Nampaknya perempuan itu sedang tak bisa berpikir apa-apa karena kehadiranku.
Cute silly~
Aku
kembali ke tempat dudukku dengan sebuah nampan berisi pesanan buatku dan
gadisku. Perempuan itu sedang sibuk mengerjakan tugasnya, teman laki-lakinya
yang sepertinya satu kelas dengannya ikut bergabung mengerjakan tugas
dengannya. Aku menikmati makanan yang kubawa sambil sesekali mengobrol dengan
gadisku yang duduk tepat dihadapanku. Sesekali aku membaca pikiran perempuan
itu.
‘ahh
kakak ini terlalu sederhana buat dilewatkan.pengen liat tapi ngga berani liat
matanya. Tapi kalo ngga liat aku penasaran. Duhh, selamat ya kak aku jadi ngga
konsen nugas disini’ katanya. Oh damn,
perempuan itu lucu sekali. Perempuan itu bahkan merasa aku mengganggu
konsentrasinya. Padahal aku tak melakukan hal apapun yang dianggap atraktif
didepannya. Perempuan itu bahkan tak tahu siapa namaku. Aku melihatnya
berkali-kali menarik napas panjang untuk melepas gugup yang tiba-tiba
menyerangnya. Sekali lagi perempuan itu memergokiku melihat kearahnya. Baiklah
aku tak sengaja melihat kearahnya.
Entah
berapa kali perempuan itu membicarakan kehadiranku dan gadisku ini disini. Aku
tak lagi memperhatikannya saat aku mengerjakan paper-ku bersama gadisku. Aku
juga mengubah posisi tempat dudukku menjadi tepat disamping gadisku. Kali ini
perempuan itu tak boleh terlalu banyak mengalihkan perhatianku.

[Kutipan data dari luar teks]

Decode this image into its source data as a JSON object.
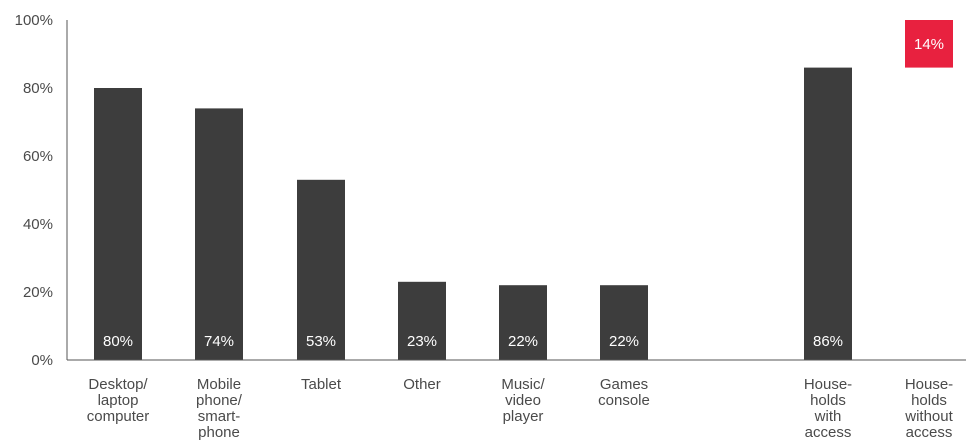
{
  "chart_data": {
    "type": "bar",
    "title": "",
    "xlabel": "",
    "ylabel": "",
    "ylim": [
      0,
      100
    ],
    "yticks": [
      "0%",
      "20%",
      "40%",
      "60%",
      "80%",
      "100%"
    ],
    "yticks_values": [
      0,
      20,
      40,
      60,
      80,
      100
    ],
    "grid": false,
    "bars": [
      {
        "category": [
          "Desktop/",
          "laptop",
          "computer"
        ],
        "value": 80,
        "label": "80%",
        "color": "#3d3d3d",
        "stack_base": 0
      },
      {
        "category": [
          "Mobile",
          "phone/",
          "smart-",
          "phone"
        ],
        "value": 74,
        "label": "74%",
        "color": "#3d3d3d",
        "stack_base": 0
      },
      {
        "category": [
          "Tablet"
        ],
        "value": 53,
        "label": "53%",
        "color": "#3d3d3d",
        "stack_base": 0
      },
      {
        "category": [
          "Other"
        ],
        "value": 23,
        "label": "23%",
        "color": "#3d3d3d",
        "stack_base": 0
      },
      {
        "category": [
          "Music/",
          "video",
          "player"
        ],
        "value": 22,
        "label": "22%",
        "color": "#3d3d3d",
        "stack_base": 0
      },
      {
        "category": [
          "Games",
          "console"
        ],
        "value": 22,
        "label": "22%",
        "color": "#3d3d3d",
        "stack_base": 0
      },
      {
        "category": [
          "House-",
          "holds",
          "with",
          "access"
        ],
        "value": 86,
        "label": "86%",
        "color": "#3d3d3d",
        "stack_base": 0
      },
      {
        "category": [
          "House-",
          "holds",
          "without",
          "access"
        ],
        "value": 14,
        "label": "14%",
        "color": "#e8213f",
        "stack_base": 86
      }
    ]
  }
}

Membaca
pikirannya entah kenapa jadi menyenangkan sekaligus membuatku tak menyangka apa
yang perempuan itu pikirkan dalam waktu seperti ini.
Acara
makan siang dan kencan dengan gadisku selesai sudah. Aku melihat perempuan itu
akan segera beranjak tapi ia masih sibuk mengutarakan perasaannya yang campur
aduk ke teman yang sejak tadi mengerjakan tugas bersamanya. Teman laki-lakinya
tadi entah kapan perginya. Aku sudah tak melihat teman laki-lakinya. Aku nyaris
tersenyum melihat tingkahnya yang tak tentu sejak kehadiranku disini. Ah yaa
perempuan itu berusaha terlihat tetap konsen dengna tugas dihadapannya. Aku
melihatnya sekilas ketika aku akan pulang. Perempuan itu juga akan pulang
sepertinya, mejanya sudah bersih.
Di
pintu keluar aku masih sempat mendengar pembicaraannya dengan temannya.
“itu
loh.. “
“iya
tapi sudah sama pacarnya, ngga apa-apa deh, mbaknya baik kok”
“tapi
keliatannya enggak”
“mbaknya
baik kok beneran, kalem lagi ngga kaya aku gini.mbaknya kakak kelasku pas SMA”
“oh
gitu, yadeh, pukpuk yaa”
Jadi aku hanya akan membaca pikira
perempuan itu sampai sini saja ? Ahh harusnya tidak begitu. Aku sempat kembali
untuk mengambil barangku yang ketinggalan di dalam. Aku berbalik dan melihatnya
berlalu begitu saja dengan temannya. Sepertinya perempuan itu cukup kecewa
dengan statusku. Aku melihatnya tersenyum getir tadi.